Azwimpheleli Langalanga

COVID-19 has been characterised by a return to various forms of nationalisms including inward looking policies. This has been the case at both a continental and global level. The World Health Organization, an institution tasked with governing global health matters has thus far provided the closest to a multilateral response to the Corona pandemic. However, the WHO has seemingly been caught in the crossfire of geopolitical battles between China and the US. The organisation has even faced threats of reduced funding from key financial contributors such as the United States. With the ultimate custodian of global health governance under so much pressure, the focus on how to tackle the Corona epidemic falls on regional and continental efforts. However, the world has experienced a dearth of regional and continental leadership in fighting the Corona. The European Union, for instance, faces its greatest existential challenge after the 2008 financial crisis and the Brexit. This is because there is no consensus on how the regional block must help its worst hit members, Italy, and Spain.

Africa has not been spared such regional and continental lapses. Despite the Corona epidemic coming at a time when strides have been made in consolidating regional integration. This has been through initiatives such as the Tripartite Free Trade Area, the Continental Free Trade Area, and most importantly, in the health sector, the adoption of the African Medicines Agency. The latter initiative is built upon regional initiatives and has a business plan that includes a Pharmaceutical Manufacturing Plan for Africa. What has come out strongly within African policy and intellectual circles is that the Coronavirus provides an opportunity for the continent to establish a capacity for
the manufacturing of pharmaceuticals, medicines, and medical devices. This is because the Coronavirus has exposed the vulnerability of the continent on the reliance of imports for critical health products. However, all these discussions are taking place outside institutions of the African Union. It is important that formal institutions start to reflect on some of these discussions, and dust up ambitious policies such as the Pharmaceutical Manufacturing Plan for Africa.

The COVID-19 epidemic offers an opportunity to assess the suitability of regional and continental initiatives in dealing with transnational health challenges. In the SADC region, there has not even been a regional meeting at Heads of State level to craft a common regional approach to the epidemic. The Southern African Customs Union, a much more integrated formation is also characterised by inward looking responses. Lesotho, for instance, has not recorded a single Coronavirus case, mostly because of a lack of capacity. Swaziland, Botswana, and Namibia have introduced states of emergency that are more stringent than the states of national disaster in South Africa.
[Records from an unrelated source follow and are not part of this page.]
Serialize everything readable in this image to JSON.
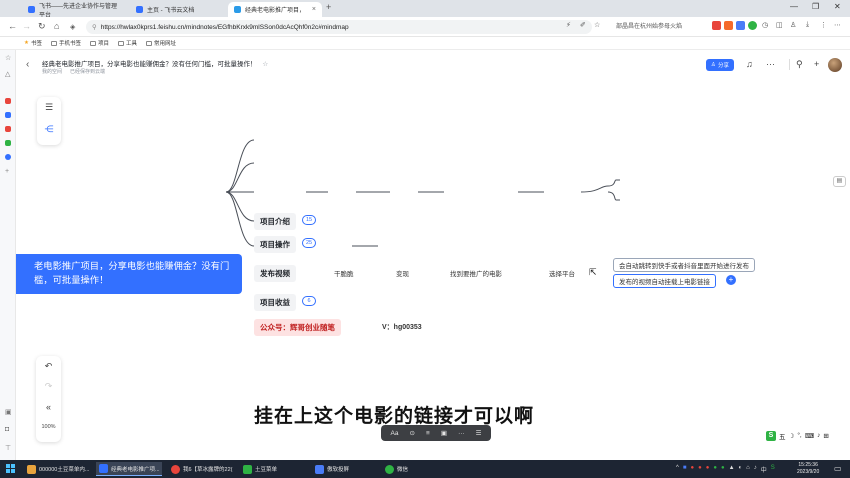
{
  "browser": {
    "tabs": [
      {
        "label": "飞书——先进企业协作与管理平台",
        "active": false
      },
      {
        "label": "主页 - 飞书云文档",
        "active": false
      },
      {
        "label": "经典老电影推广项目，分享电影...",
        "active": true
      }
    ],
    "url": "https://hwlax0kprs1.feishu.cn/mindnotes/EGfhbKrxk9mlSSon0dcAcQhf0n2c#mindmap",
    "right_extension_label": "部晶昌在杭州始参母火焰"
  },
  "bookmarks": [
    "书签",
    "手机书签",
    "项目",
    "工具",
    "常用网址"
  ],
  "doc": {
    "title": "经典老电影推广项目，分享电影也能赚佣金？没有任何门槛，可批量操作！",
    "location": "我的空间",
    "status": "已经保存到云端",
    "share_label": "分享",
    "accent": "#3370ff"
  },
  "mindmap": {
    "root": "老电影推广项目，分享电影也能赚佣金？没有门槛，可批量操作！",
    "branches": [
      {
        "label": "项目介绍",
        "count": "15"
      },
      {
        "label": "项目操作",
        "count": "25"
      },
      {
        "label": "发布视频",
        "count": null
      },
      {
        "label": "项目收益",
        "count": "6"
      },
      {
        "label": "公众号：辉哥创业随笔",
        "count": null
      }
    ],
    "chain": [
      "干脆脆",
      "变现",
      "找到要推广的电影",
      "选择平台"
    ],
    "options": [
      "会自动跳转到快手或者抖音里面开始进行发布",
      "发布的视频自动挂载上电影链接"
    ],
    "wechat": "V：hg00353"
  },
  "zoom": "100%",
  "subtitle": "挂在上这个电影的链接才可以啊",
  "float_toolbar": [
    "Aa",
    "⊙",
    "≡",
    "▣",
    "···",
    "☰"
  ],
  "ime_label": "五",
  "taskbar": {
    "apps": [
      {
        "label": "000000土豆菜单内...",
        "color": "#e8a33d"
      },
      {
        "label": "经典老电影推广项...",
        "color": "#3370ff"
      },
      {
        "label": "我6【草冰露牌的22(...",
        "color": "#e8453c"
      },
      {
        "label": "土豆菜单",
        "color": "#2fb344"
      },
      {
        "label": "傲软投屏",
        "color": "#4a7cf7"
      },
      {
        "label": "微信",
        "color": "#2fb344"
      }
    ],
    "time": "15:25:36",
    "date": "2023/9/20",
    "tray_lang": "中"
  }
}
What has not been clear is the policy around the closing of borders. All the countries in the SACU and SADC regions have closed their borders. The closing of borders has thus far been a unilateral act from member states. They close the borders in way that suggests that these countries do not view borders as common boundaries. For instance, South Africa unilaterally closed the Beitbridge border post except for goods and services. The Zimbabwean government seems to have been playing by the ear in trying to synchronise its lockdown with that of South Africa. From international trade and regional integration standpoint, the absence of coordination presents a practical challenge in that a member state decides to open its borders while the other states have them closed, they will be no proper trade facilitation.

The lack of regional or continental co-ordination around the COVID-19 can be attributed to an absence of institutions and to a degree a lack of utilisation of existing institutions. Before the COVID- 19 struck, the African Union, through its development agency, the African Union Development

Agency, has been in the process of developing an institution that is aimed at regulating medicines control in the continent. This is the Africa Medicines Agency, modeled along with the European Medicines Agency. It is not clear to what extent that the AMA, would have been effective in helping to co-ordinate a response to the COVID-19 pandemic. Its sister organisation, the European Medicines Agency has not been instrumental in the Coronavirus fight in that continent.

A positive feature of the COVID-19 pandemic in Africa is that there has been a recentring of discussions around continental pharmaceutical industrial policies. The shortage of medicines and medical equipment accompanied by overreliance on imports has made African policymakers face the reality of a need to augment the security of supply through domestic production. It is rather disconcerting that the discussions around increasing the domestic supply of pharmaceutical and medical devices in Africa make no mention of the continent’s key policy iteration in this regard. This is the Pharmaceutical Manufacturing Plan for Africa. The PMPA, as it is called offers a roadmap on how the continent could establish a semblance of domestic pharmaceutical manufacturing industry.

The COVID-19 pandemic will leave the African continent in a deep economic recession. It has also exposed the lack of regional and continental approaches to common challenges. Indeed, the pandemic has exposed the perennial rift among rhetoric, protocol culture, and implementation in African regional integration initiatives. However, on the positive side, the pandemic offers Africans an opportunity to reflect on some policies that have been agreed on which however lack implementation, such as the PMPA. African institutions such as the NEPAD-AUDA have a key role to play in not only shaping some of the continent’s key developmental trajectories but also in providing thought leadership.